Am nächs­ten Mor­gen wecken mich die ers­ten Son­nen­strah­len, die ich im Gesicht spü­re. Der Duft von Jas­min lockt mich in den Gar­ten. Insek­ten schwir­ren schon früh zwi­schen den Blü­ten der Oran­gen­bäu­me und Jas­min­sträu­cher umher. Cars­ten, der Besit­zer des Cor­ti­jo del Sar­mi­en­to, kommt mir mit einem Korb frisch gepflück­ter Oran­gen ent­ge­gen. Die sind für den Saft zum Früh­stück! Das Cor­ti­jo ist näm­lich ein altes Land­haus in der Nähe von Mojá­car,  das Cars­ten und Yvonne vor ein paar Jah­ren zu einem gemüt­li­chen Bed and Break­fast umge­baut haben. Mit­ten in der Natur, mit Blick auf die Sier­ra Neva­da. Jetzt vor dem Früh­stück taucht die Son­ne Anda­lu­si­ens die hüge­li­ge Land­schaft um mich her­um gera­de in die­se unwirk­li­chen Far­ben. Ein Schim­mer von Rosa, gemischt mit etwas Röt­li­chem und dazwi­schen die­ses gold­gel­be Licht. Wie ein gigan­ti­scher Schein­wer­fer beleuch­ten die Son­nen­strah­len die schnee­wei­ßen Wän­de.

 

 

Alme­ria ist so ganz anders als das Anda­lu­si­en, das ich bis­her gese­hen habe. Eine fast ver­ges­se­ne Ecke im Süden Spa­ni­ens. Yvonne schwärmt vom Cabo de Gata, einem Natur­park der sich von Mojá­car bis in die Nähe der Stadt Alme­ria erstreckt. Und den will sie mir heu­te zei­gen. Gleich nach dem Früh­stück fah­ren wir los. Der mitt­ler­wei­le zum Glück geschütz­te Land­strich wird von unzäh­li­gen Hügeln und klei­nen Schluch­ten durch­zo­gen, die am Meer in einer zer­klüf­te­ten wild­ro­man­ti­schen Küs­te enden.

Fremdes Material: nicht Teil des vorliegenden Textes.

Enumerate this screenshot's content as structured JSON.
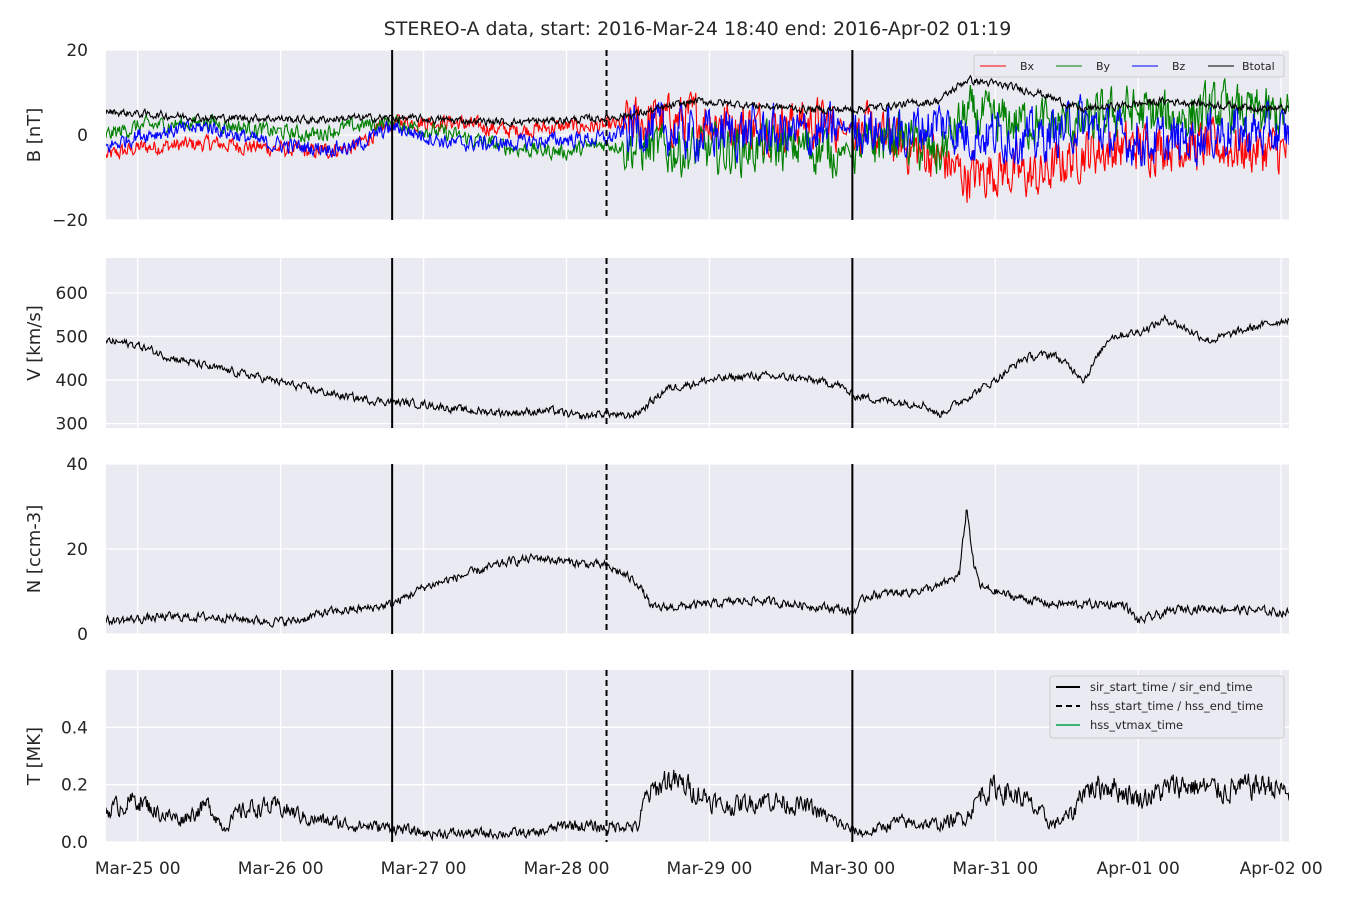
{
  "figure": {
    "title": "STEREO-A data, start: 2016-Mar-24 18:40  end: 2016-Apr-02 01:19",
    "x_ticks": [
      "Mar-25 00",
      "Mar-26 00",
      "Mar-27 00",
      "Mar-28 00",
      "Mar-29 00",
      "Mar-30 00",
      "Mar-31 00",
      "Apr-01 00",
      "Apr-02 00"
    ],
    "time_range_days": [
      -0.222,
      8.055
    ],
    "event_lines": [
      {
        "name": "sir_start",
        "t_days": 1.78,
        "style": "solid"
      },
      {
        "name": "hss_start",
        "t_days": 3.28,
        "style": "dashed"
      },
      {
        "name": "sir_end",
        "t_days": 5.0,
        "style": "solid"
      }
    ],
    "colors": {
      "bg": "#eaeaf2",
      "grid": "#ffffff",
      "bx": "#ff0000",
      "by": "#008000",
      "bz": "#0000ff",
      "btotal": "#000000",
      "vtmax": "#3cb371"
    }
  },
  "chart_data": [
    {
      "type": "line",
      "ylabel": "B [nT]",
      "ylim": [
        -20,
        20
      ],
      "yticks": [
        "−20",
        "0",
        "20"
      ],
      "ytick_values": [
        -20,
        0,
        20
      ],
      "grid": true,
      "legend": {
        "placement": "top-right",
        "entries": [
          "Bx",
          "By",
          "Bz",
          "Btotal"
        ]
      },
      "series": [
        {
          "name": "Bx",
          "color": "#ff0000",
          "t": [
            -0.22,
            0,
            0.5,
            0.9,
            1.2,
            1.5,
            1.78,
            2.2,
            2.6,
            3.0,
            3.28,
            3.5,
            3.9,
            4.3,
            4.7,
            5.0,
            5.3,
            5.6,
            5.8,
            6.0,
            6.3,
            6.6,
            6.9,
            7.2,
            7.6,
            8.05
          ],
          "v": [
            -5,
            -3,
            -2,
            -3,
            -4,
            -3,
            3,
            3,
            1,
            2,
            2,
            3,
            4,
            2,
            3,
            2,
            -2,
            -5,
            -10,
            -8,
            -10,
            -4,
            -3,
            -2,
            -3,
            -4
          ]
        },
        {
          "name": "By",
          "color": "#008000",
          "t": [
            -0.22,
            0,
            0.5,
            0.9,
            1.2,
            1.5,
            1.78,
            2.2,
            2.6,
            3.0,
            3.28,
            3.5,
            3.9,
            4.3,
            4.7,
            5.0,
            5.3,
            5.6,
            5.8,
            6.0,
            6.3,
            6.6,
            6.9,
            7.2,
            7.6,
            8.05
          ],
          "v": [
            0,
            2,
            3,
            1,
            0,
            2,
            3,
            0,
            -3,
            -4,
            -2,
            -3,
            -4,
            -3,
            -3,
            -4,
            0,
            -5,
            5,
            3,
            3,
            2,
            6,
            4,
            6,
            4
          ]
        },
        {
          "name": "Bz",
          "color": "#0000ff",
          "t": [
            -0.22,
            0,
            0.5,
            0.9,
            1.2,
            1.5,
            1.78,
            2.2,
            2.6,
            3.0,
            3.28,
            3.5,
            3.9,
            4.3,
            4.7,
            5.0,
            5.3,
            5.6,
            5.8,
            6.0,
            6.3,
            6.6,
            6.9,
            7.2,
            7.6,
            8.05
          ],
          "v": [
            -3,
            0,
            2,
            -2,
            -3,
            -3,
            2,
            -2,
            -2,
            -1,
            -1,
            2,
            0,
            1,
            0,
            2,
            0,
            3,
            0,
            0,
            -1,
            3,
            -1,
            -2,
            1,
            0
          ]
        },
        {
          "name": "Btotal",
          "color": "#000000",
          "t": [
            -0.22,
            0,
            0.5,
            0.9,
            1.2,
            1.5,
            1.78,
            2.2,
            2.6,
            3.0,
            3.28,
            3.5,
            3.9,
            4.3,
            4.7,
            5.0,
            5.3,
            5.6,
            5.8,
            6.0,
            6.3,
            6.6,
            6.9,
            7.2,
            7.6,
            8.05
          ],
          "v": [
            5.5,
            5,
            4,
            4,
            3.5,
            4,
            4,
            3.5,
            3,
            3.5,
            4,
            5,
            8,
            7,
            6,
            6,
            7,
            8,
            13,
            12,
            10,
            6,
            7,
            8,
            7,
            6
          ]
        }
      ]
    },
    {
      "type": "line",
      "ylabel": "V [km/s]",
      "ylim": [
        290,
        680
      ],
      "yticks": [
        "300",
        "400",
        "500",
        "600"
      ],
      "ytick_values": [
        300,
        400,
        500,
        600
      ],
      "grid": true,
      "series": [
        {
          "name": "V",
          "color": "#000000",
          "t": [
            -0.22,
            -0.1,
            0,
            0.2,
            0.5,
            0.8,
            1.0,
            1.2,
            1.4,
            1.6,
            1.78,
            2.0,
            2.3,
            2.6,
            2.9,
            3.1,
            3.28,
            3.4,
            3.5,
            3.7,
            4.0,
            4.3,
            4.6,
            4.9,
            5.0,
            5.3,
            5.5,
            5.6,
            5.8,
            6.0,
            6.2,
            6.4,
            6.6,
            6.62,
            6.8,
            7.0,
            7.2,
            7.5,
            7.8,
            8.05
          ],
          "v": [
            490,
            485,
            480,
            455,
            430,
            410,
            395,
            380,
            365,
            355,
            350,
            345,
            330,
            325,
            330,
            315,
            325,
            315,
            325,
            380,
            400,
            410,
            405,
            390,
            365,
            350,
            345,
            320,
            360,
            400,
            450,
            460,
            410,
            400,
            500,
            510,
            540,
            490,
            520,
            540
          ]
        }
      ]
    },
    {
      "type": "line",
      "ylabel": "N [ccm-3]",
      "ylim": [
        0,
        40
      ],
      "yticks": [
        "0",
        "20",
        "40"
      ],
      "ytick_values": [
        0,
        20,
        40
      ],
      "grid": true,
      "series": [
        {
          "name": "N",
          "color": "#000000",
          "t": [
            -0.22,
            0.2,
            0.6,
            0.9,
            1.1,
            1.3,
            1.6,
            1.78,
            2.0,
            2.3,
            2.6,
            2.8,
            3.0,
            3.28,
            3.4,
            3.5,
            3.6,
            4.0,
            4.3,
            4.6,
            4.9,
            5.0,
            5.1,
            5.4,
            5.6,
            5.75,
            5.8,
            5.85,
            5.9,
            6.1,
            6.4,
            6.6,
            6.9,
            7.0,
            7.3,
            7.6,
            8.05
          ],
          "v": [
            3,
            4,
            4,
            3,
            3,
            5,
            6,
            7,
            11,
            14,
            17,
            18,
            17,
            16,
            14,
            12,
            6,
            7,
            8,
            7,
            6,
            5,
            9,
            10,
            11,
            14,
            30,
            16,
            11,
            9,
            7,
            7,
            7,
            3,
            6,
            6,
            5
          ]
        }
      ]
    },
    {
      "type": "line",
      "ylabel": "T [MK]",
      "ylim": [
        0,
        0.6
      ],
      "yticks": [
        "0.0",
        "0.2",
        "0.4"
      ],
      "ytick_values": [
        0,
        0.2,
        0.4
      ],
      "grid": true,
      "legend": {
        "placement": "top-right",
        "entries": [
          "sir_start_time / sir_end_time",
          "hss_start_time / hss_end_time",
          "hss_vtmax_time"
        ]
      },
      "series": [
        {
          "name": "T",
          "color": "#000000",
          "t": [
            -0.22,
            0,
            0.15,
            0.3,
            0.5,
            0.6,
            0.7,
            0.8,
            1.0,
            1.2,
            1.5,
            1.78,
            2.0,
            2.4,
            2.8,
            3.0,
            3.28,
            3.4,
            3.5,
            3.55,
            3.7,
            3.9,
            4.1,
            4.4,
            4.7,
            5.0,
            5.1,
            5.3,
            5.6,
            5.8,
            5.9,
            6.0,
            6.2,
            6.4,
            6.55,
            6.6,
            6.8,
            7.0,
            7.3,
            7.6,
            7.9,
            8.05
          ],
          "v": [
            0.11,
            0.15,
            0.1,
            0.08,
            0.13,
            0.05,
            0.1,
            0.12,
            0.12,
            0.08,
            0.06,
            0.05,
            0.03,
            0.03,
            0.03,
            0.06,
            0.05,
            0.06,
            0.05,
            0.15,
            0.22,
            0.18,
            0.12,
            0.15,
            0.12,
            0.04,
            0.03,
            0.07,
            0.06,
            0.09,
            0.17,
            0.19,
            0.15,
            0.06,
            0.1,
            0.18,
            0.2,
            0.15,
            0.2,
            0.18,
            0.2,
            0.17
          ]
        }
      ]
    }
  ]
}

Der ers­te Strand, den wir errei­chen ist die Playa de los Muer­tos. Von oben bli­cke ich hin­ab auf den brei­ten Sand­strand, der wei­ter hin­ten an einer Fels­wand endet. Vor lan­ger Zeit soll man dort eine Höh­le mit Ske­let­ten ent­deckt haben, angeb­lich Pira­ten, die ihre Toten hier begra­ben haben sol­len.  Und so hat man dem Strand dann die­sen Namen gege­ben, playa de los muer­tos, Strand der Toten.

 

 

Wir fah­ren ein­mal um die Mesa de Rold­an, einen erlo­sche­nen Vul­kan­kra­ter her­um zur nächs­ten Bucht. Einst befand sich hier ein­mal ein ech­tes Koral­len­riff. Doch das ist vie­le Jahr­tau­sen­de her. Hin­ter dem Dörf­chen Agua Amar­ga führt ein Weg durch ein aus­ge­trock­ne­tes Fluss­bett, dann ste­hen wir end­lich an der Steil­küs­te.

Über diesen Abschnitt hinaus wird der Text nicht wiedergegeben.